With these newly increased legislative majorities there is no doubt there will be a Democratic move to reversing the increased criminal penalties for fentanyl possession. Why be afraid of public reaction to once again decriminalizing fentanyl since voters strongly vindicated pro-criminal policies in this election?

A new mayor of Denver will be elected in 2023 and there is a strong possibility, even probability, a much more ideological, far-left mayor will be elected. We might be looking back on the glory years of outgoing Mayor Michael Hancock who was no conservative as he presided over the decline of downtown Denver.

So what is the opportunity for Colorado Republicans in future elections?

There is no major statewide race on the ballot in 2024 other than president. Given the results of the past three elections, it is difficult to see how Colorado will be seen as a swing state worthy of competing by both parties especially if Trump is once again the Republican presidential nominee.
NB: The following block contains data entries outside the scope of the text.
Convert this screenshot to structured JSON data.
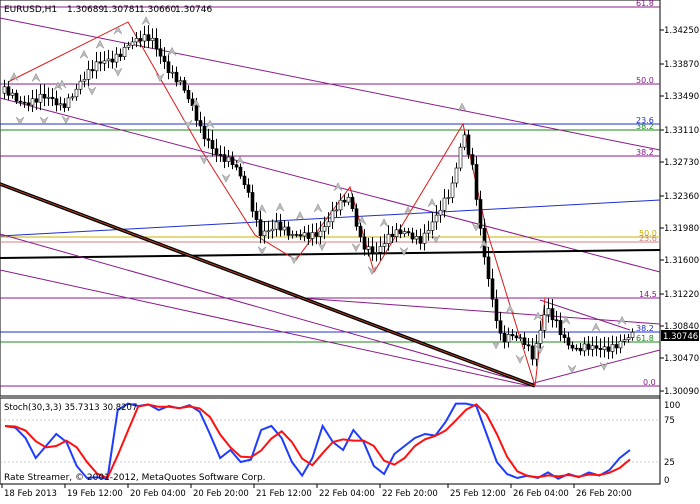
{
  "header": {
    "symbol_tf": "EURUSD,H1",
    "ohlc": [
      "1.30689",
      "1.30781",
      "1.30660",
      "1.30746"
    ]
  },
  "price_axis": {
    "labels": [
      "1.34250",
      "1.33870",
      "1.33490",
      "1.33110",
      "1.32730",
      "1.32360",
      "1.31980",
      "1.31600",
      "1.31220",
      "1.30840",
      "1.30470",
      "1.30090"
    ],
    "current_price": "1.30746"
  },
  "fib_levels": [
    {
      "label": "61.8",
      "color": "#8b1a8b"
    },
    {
      "label": "50.0",
      "color": "#8b1a8b"
    },
    {
      "label": "23.6",
      "color": "#1e2fd0"
    },
    {
      "label": "38.2",
      "color": "#1a8a1a"
    },
    {
      "label": "38.2",
      "color": "#8b1a8b"
    },
    {
      "label": "50.0",
      "color": "#c8b000"
    },
    {
      "label": "23.6",
      "color": "#d08080"
    },
    {
      "label": "14.5",
      "color": "#8b1a8b"
    },
    {
      "label": "38.2",
      "color": "#1e2fd0"
    },
    {
      "label": "61.8",
      "color": "#1a8a1a"
    },
    {
      "label": "0.0",
      "color": "#8b1a8b"
    }
  ],
  "oscillator": {
    "label": "Stoch(30,3,3) 35.7313 30.8207",
    "levels": [
      "100",
      "75",
      "25",
      "0"
    ],
    "main_color": "#1e3cff",
    "signal_color": "#ff1010"
  },
  "time_axis": {
    "labels": [
      "18 Feb 2013",
      "19 Feb 12:00",
      "20 Feb 04:00",
      "20 Feb 20:00",
      "21 Feb 12:00",
      "22 Feb 04:00",
      "22 Feb 20:00",
      "25 Feb 12:00",
      "26 Feb 04:00",
      "26 Feb 20:00"
    ]
  },
  "footer": {
    "copyright": "Rate Streamer, © 2001-2012, MetaQuotes Software Corp."
  }
}
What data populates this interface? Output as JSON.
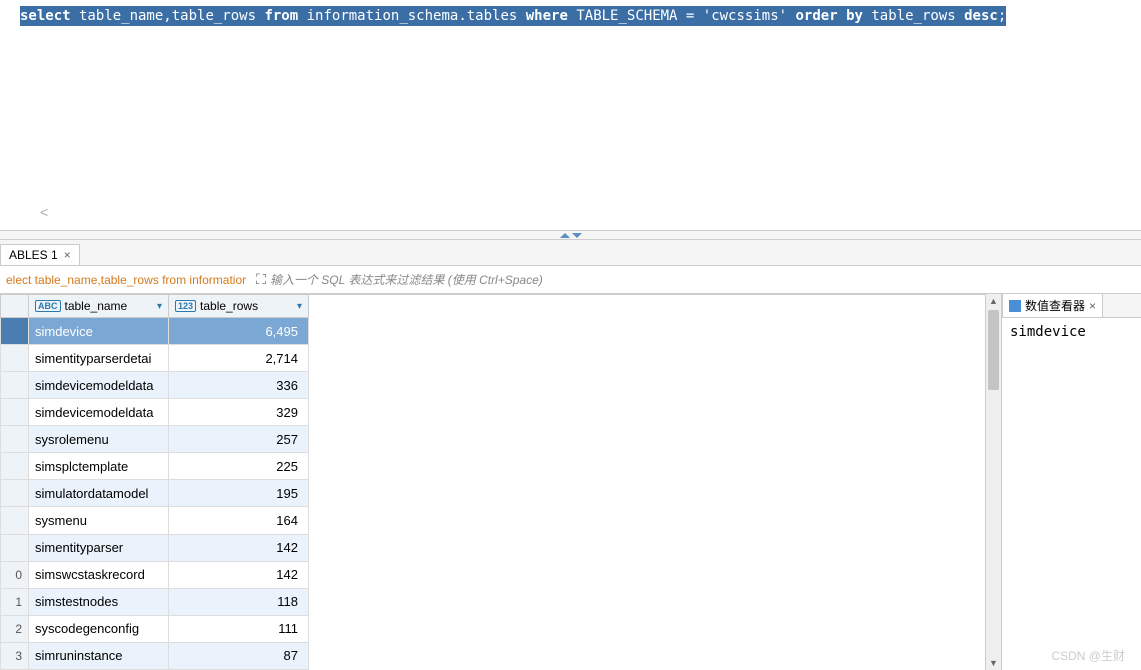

But the Democrats could actually nominate the doddering Joe Biden for another term or the hapless Vice President Kamala Harris. Republicans might have the foresight to offer a younger, dynamic candidate with a record of electoral success such as Florida Gov. Ron DeSantis, who was re-elected this week by a 20-point margin. Colorado might be in play.

Meanwhile, an out-of-control, pro-criminal Democratic legislature might actually go too far even in the minds of the unaffiliated voters who stood by them in 2022. Hope springs eternal.

But make no mistake about it. Colorado has fundamentally changed in the past 10 years and at least for right now, this is not a competitive state.

The once-great state of Colorado is declining and this election has accelerated that decline.

Dick Wadhams is a Republican political consultant and a former Colorado Republican state chairman.